# Removal of hedges, planning needed?



## bond-007 (7 Jun 2008)

Do you need planning permission to remove a hedge that is a boundary between 2 sites? 

Thanks
007


----------



## eileen alana (7 Jun 2008)

Are you planning on putting something else in its place?? We removed a boundary ditch and put hedging there instead.


----------



## extopia (7 Jun 2008)

This article might be of interest.


----------



## rob30 (7 Jun 2008)

there is also this interesting letter from Mary White TD in todays irish times.

I include just an extract

Recent weeks have seen a spate of illegal hedge-cutting, burning and grubbing out, which are offences under Section 40 of the 1976 Wildlife Act, as amended by Section 46 of the Wildlife Amendment Act 2000.
Under this Act, it is forbidden to cut or remove hedgerows or destroy other vegetation during the bird-nesting season from March 1st to August 31st each year.

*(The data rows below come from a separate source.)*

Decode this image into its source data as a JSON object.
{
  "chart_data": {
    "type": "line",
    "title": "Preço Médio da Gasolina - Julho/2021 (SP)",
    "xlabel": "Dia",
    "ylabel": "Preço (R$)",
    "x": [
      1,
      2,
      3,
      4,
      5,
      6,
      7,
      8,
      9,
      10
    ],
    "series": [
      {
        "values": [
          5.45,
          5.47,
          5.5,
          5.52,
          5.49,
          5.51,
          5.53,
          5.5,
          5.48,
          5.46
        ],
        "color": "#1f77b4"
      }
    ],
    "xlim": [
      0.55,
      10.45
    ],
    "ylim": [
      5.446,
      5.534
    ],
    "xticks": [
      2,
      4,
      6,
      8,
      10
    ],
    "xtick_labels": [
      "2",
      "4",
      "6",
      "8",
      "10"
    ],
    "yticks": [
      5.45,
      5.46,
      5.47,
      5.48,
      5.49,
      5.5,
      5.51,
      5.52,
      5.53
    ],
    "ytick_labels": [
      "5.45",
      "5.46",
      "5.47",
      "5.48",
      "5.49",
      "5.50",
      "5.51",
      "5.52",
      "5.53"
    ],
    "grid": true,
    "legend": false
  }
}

Hedgerows provide food and shelter for a rage of wildlife, including birds, insects and wild flowers and they are a vital part of our native countryside.

*MARY WHITE TD, Deputy Leader, Green Party, Leinster House, Dublin 2.*


----------



## bond-007 (8 Jun 2008)

It is a neighbour who has removed hedges. Thanks for the advice.

Is it possible to complain to the council about a breach of planning conditions and conceal your identity from the offender?


----------